The seige goes on for several years, and the story builds to a conclusion as Maharek is vastly weakened to the point of starvation. At this time the Lahmians appear. The Lahmians initially attempt to side with Nagash attempting to gain sorcerous power for their help in defeating Maharak. However, Nagash scorns this help as he finally works out that by destroying Neferem he can finally break the covenant between the gods and the land/people and breach the defences of Maharak himself. However, the armies of Lybaras and Rasetra finally regain sufficient strength and reengage the army of Nagash, resulting in a huge battle with the forces of Nagash overwhelming Maharek whilst holding off the other Eastern armies. At this point, the western kings allied with Nagash finally decide he has gone too far (the death of Neferem and the breaking of the covenant appears to be the final straw) and switch sides. This, along with an assault by the Lahmians forces breaks the undead army of Nagash and deals a hideous injury to Nagash himself.

Nagash the Sorceror ends with several plot twists. Nagash himself escapes the Black Pyramid as a shattered form cast into the wilds. The various surviving kings are trying to find and kill Nagash and all his undead thralls, with the exception of Lahmia, who betray the other kings and steal some of the undead knowledge and one of Nagash's most powerful lieutenants, Arkhan the Black.

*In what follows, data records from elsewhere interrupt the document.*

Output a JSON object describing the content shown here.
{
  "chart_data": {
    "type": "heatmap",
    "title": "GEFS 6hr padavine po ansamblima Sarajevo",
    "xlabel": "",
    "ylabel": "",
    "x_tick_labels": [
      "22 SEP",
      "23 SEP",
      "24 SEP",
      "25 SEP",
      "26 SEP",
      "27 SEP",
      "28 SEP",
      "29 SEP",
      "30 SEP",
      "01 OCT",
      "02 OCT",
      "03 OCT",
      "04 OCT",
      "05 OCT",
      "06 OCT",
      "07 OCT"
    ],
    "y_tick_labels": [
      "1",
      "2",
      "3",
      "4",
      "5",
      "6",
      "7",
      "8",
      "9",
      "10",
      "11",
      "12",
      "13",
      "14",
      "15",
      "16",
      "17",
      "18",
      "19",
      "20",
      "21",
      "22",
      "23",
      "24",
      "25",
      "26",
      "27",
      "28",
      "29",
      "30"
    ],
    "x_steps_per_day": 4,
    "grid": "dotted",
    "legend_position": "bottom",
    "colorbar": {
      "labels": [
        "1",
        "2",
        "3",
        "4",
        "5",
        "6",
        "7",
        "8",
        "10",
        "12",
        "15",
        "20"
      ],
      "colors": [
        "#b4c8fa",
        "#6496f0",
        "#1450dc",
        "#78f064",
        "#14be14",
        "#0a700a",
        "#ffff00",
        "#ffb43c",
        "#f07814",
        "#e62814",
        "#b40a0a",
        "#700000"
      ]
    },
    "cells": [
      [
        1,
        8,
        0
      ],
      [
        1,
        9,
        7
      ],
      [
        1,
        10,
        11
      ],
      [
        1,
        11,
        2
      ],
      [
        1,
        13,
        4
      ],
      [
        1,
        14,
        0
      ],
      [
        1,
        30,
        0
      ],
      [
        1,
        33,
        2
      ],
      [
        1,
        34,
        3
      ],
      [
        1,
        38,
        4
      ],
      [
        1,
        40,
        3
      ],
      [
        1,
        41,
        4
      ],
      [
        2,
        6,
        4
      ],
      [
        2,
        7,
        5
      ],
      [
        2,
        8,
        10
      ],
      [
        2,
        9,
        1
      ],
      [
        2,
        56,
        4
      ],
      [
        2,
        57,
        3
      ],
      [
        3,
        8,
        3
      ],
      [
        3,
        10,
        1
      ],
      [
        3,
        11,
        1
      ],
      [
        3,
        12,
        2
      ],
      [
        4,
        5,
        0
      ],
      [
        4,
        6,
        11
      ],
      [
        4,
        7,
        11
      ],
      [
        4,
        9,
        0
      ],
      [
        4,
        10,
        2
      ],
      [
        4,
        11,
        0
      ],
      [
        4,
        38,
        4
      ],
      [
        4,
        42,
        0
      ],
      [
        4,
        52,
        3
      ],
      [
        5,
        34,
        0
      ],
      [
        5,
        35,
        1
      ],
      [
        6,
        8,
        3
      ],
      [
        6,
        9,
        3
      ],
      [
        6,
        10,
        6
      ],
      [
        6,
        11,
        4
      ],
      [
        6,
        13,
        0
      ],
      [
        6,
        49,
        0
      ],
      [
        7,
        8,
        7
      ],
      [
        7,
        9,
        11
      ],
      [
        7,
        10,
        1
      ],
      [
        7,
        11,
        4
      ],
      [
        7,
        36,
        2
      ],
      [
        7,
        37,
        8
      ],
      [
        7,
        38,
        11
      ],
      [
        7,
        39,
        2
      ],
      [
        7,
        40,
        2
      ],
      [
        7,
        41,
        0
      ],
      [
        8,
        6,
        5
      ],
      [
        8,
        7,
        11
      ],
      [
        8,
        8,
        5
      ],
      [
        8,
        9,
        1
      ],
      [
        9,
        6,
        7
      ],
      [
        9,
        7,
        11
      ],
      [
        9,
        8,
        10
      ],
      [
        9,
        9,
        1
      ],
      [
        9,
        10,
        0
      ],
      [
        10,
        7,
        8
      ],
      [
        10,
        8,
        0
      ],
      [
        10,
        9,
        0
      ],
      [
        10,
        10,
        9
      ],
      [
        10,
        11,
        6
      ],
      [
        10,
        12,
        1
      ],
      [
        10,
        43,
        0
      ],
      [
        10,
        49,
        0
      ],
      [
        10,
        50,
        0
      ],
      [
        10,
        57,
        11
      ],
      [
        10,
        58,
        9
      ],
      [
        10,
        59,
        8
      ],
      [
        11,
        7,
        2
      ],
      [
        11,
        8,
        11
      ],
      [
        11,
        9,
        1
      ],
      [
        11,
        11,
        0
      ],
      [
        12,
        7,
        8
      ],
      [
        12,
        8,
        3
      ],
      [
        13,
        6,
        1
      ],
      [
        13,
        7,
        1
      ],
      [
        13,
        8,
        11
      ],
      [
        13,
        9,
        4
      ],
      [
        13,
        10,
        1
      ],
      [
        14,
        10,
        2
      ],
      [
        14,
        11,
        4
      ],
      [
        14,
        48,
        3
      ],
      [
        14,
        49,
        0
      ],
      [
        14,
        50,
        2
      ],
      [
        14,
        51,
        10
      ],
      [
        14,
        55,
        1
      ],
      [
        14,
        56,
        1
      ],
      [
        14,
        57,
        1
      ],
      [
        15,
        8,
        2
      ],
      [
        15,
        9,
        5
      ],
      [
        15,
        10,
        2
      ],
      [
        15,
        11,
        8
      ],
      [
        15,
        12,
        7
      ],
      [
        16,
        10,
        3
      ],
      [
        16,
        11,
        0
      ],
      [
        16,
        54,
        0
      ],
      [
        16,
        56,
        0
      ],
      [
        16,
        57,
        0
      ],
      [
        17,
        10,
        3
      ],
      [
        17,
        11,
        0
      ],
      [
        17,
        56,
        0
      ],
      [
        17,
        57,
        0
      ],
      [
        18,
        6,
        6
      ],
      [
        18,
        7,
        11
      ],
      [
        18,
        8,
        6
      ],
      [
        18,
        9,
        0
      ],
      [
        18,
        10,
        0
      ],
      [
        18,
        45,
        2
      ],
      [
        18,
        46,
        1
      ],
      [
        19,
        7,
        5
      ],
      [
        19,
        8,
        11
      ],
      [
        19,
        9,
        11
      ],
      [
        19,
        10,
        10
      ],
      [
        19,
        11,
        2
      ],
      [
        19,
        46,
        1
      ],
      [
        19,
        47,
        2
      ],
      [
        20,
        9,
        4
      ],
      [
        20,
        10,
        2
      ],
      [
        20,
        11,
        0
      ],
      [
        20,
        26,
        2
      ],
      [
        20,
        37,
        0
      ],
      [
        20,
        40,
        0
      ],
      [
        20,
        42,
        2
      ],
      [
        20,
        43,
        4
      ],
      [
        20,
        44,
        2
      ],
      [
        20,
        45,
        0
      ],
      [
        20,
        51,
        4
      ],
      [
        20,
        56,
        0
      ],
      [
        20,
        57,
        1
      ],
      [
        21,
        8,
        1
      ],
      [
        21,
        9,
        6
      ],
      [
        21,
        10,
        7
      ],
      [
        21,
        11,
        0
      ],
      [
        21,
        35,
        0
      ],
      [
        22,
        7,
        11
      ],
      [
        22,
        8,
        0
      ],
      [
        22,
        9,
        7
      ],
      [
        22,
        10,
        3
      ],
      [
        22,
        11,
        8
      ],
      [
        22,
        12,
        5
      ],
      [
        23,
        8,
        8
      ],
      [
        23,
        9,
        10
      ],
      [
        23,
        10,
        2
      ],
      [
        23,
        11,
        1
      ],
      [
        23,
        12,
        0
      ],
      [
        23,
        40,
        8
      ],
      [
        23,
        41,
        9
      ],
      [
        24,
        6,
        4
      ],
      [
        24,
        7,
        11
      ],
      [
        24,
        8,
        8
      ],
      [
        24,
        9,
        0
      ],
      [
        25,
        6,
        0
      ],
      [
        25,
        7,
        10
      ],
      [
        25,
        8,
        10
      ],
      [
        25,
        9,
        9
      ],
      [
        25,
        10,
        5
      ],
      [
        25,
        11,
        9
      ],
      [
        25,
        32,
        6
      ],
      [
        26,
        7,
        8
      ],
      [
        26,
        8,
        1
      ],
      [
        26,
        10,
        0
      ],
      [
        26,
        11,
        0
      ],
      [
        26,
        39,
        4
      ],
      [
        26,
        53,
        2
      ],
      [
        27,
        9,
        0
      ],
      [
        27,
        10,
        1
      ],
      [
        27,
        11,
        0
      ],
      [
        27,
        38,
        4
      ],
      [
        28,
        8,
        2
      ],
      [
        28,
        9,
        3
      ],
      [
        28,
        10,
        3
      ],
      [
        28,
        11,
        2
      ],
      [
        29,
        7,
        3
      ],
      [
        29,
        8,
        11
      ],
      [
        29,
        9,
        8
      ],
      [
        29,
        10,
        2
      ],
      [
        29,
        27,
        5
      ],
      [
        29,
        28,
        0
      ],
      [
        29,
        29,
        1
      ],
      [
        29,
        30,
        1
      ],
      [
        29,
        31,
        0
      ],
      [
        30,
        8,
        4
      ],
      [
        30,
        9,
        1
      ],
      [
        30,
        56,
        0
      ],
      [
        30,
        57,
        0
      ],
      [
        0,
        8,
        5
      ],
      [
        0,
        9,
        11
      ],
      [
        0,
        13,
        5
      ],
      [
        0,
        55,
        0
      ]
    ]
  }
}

All nicely set up for Nagash the Immortal. Hope it helps!


----------



## brianizbrewtal (Jan 26, 2011)

Wow, that was nicely summarized. Way better than I thought anyone would have attempted. Very kind of you Marcoos! Well that definitely helped me to understand everything. There was so much switching of sides and time lines I feel like, that it just made me so confused. 
I really wish I could have gotten into it more, because I'm sure it's really good if not confused while reading it. Or if you're a fantasy player. So Arkhan the Black is now against Nagash as well?


----------



## Marcoos (Sep 26, 2010)

Sad to say, but I can't actually remember much about the 2nd book and Arkhans fate at the end of it. I'd suggest he has betrayed Nagash but is not directly opposed to him because he wouldn't have the willpower to go against him. I'm sure there will be more to cone of this in the last book in the series (of course I could have set myself up for embarrassment here if he died in book 2 :lol: ).


----------



## brianizbrewtal (Jan 26, 2011)

I'm a little worried about reading Nagash The Unbroken since the first one was hard to read. But, we don't always like what we have to read so I'll just have to power through it then! The cover for Nagash Immortal looks brilliant though.


----------